C’est un drap rose lilas sur lequel ont reposé pendant plusieurs années, les corps de deux amoureux. L’amour et le désir l’ont usé jusqu’à le rendre doux comme une peau tannée. Il s’est déchiré du bout des doigts, dans une plainte de soie.
Il faut dire qu’il n’était pas neuf ; il avait déjà porté d’autres amours fichues : il était un peu condamné.
J’en ai fait de la charpie pour éponger les blessures, pour étouffer les douleurs. J’en ai fait cette femme : Celle qui reste.
Elle est celle qui reste quand tu n’es plus là.
Elle est celle qui reste parce qu’elle aime trop ou qu’elle aime mal.
Elle est la perdante et la perdue.
Son ventre se gorge de charpie d’amour, une bouillie d’amour devenue sa chair.

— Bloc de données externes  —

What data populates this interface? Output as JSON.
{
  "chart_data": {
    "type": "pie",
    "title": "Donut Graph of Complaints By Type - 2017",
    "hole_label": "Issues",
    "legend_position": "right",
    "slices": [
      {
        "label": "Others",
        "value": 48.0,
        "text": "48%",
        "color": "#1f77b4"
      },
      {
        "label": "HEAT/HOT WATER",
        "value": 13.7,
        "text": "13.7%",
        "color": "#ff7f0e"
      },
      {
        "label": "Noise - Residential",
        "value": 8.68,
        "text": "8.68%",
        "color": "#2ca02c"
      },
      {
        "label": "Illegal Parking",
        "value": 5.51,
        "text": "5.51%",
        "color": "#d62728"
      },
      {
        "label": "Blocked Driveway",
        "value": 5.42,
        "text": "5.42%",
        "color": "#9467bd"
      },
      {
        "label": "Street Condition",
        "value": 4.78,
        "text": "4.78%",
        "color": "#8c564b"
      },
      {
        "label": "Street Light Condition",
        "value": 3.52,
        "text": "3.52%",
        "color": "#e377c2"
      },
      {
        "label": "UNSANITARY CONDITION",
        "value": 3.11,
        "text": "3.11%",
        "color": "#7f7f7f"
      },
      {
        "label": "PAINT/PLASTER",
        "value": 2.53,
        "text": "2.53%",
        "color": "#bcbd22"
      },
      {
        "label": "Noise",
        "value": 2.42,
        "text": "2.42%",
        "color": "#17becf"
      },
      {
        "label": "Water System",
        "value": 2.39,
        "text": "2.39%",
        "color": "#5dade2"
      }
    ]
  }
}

Elle reste écorchée, ouverte sur des emmêlements infinis. Son corps est entouré de bandelettes comme celui des momies ou des grands brûlés. On voit sur sa peau les nœuds de souffrance qui retiennent sa forme. Elle est pansée, elle est toute pensée, c’est pourquoi elle ne dort pas.
De toute façon il n’y a plus de drap rose lilas où coucher sa désespérance.
Celle qui reste a des entrailles rose lilas, un rose bleui par le froid, un rose violacé sous les coups du sort, un rose maladif, étrange, inquiétant. Elle n’est presque plus en vie, elle oublie d’exister. Comme tous les abandonnés de la Terre, elle reste là, inconsolée.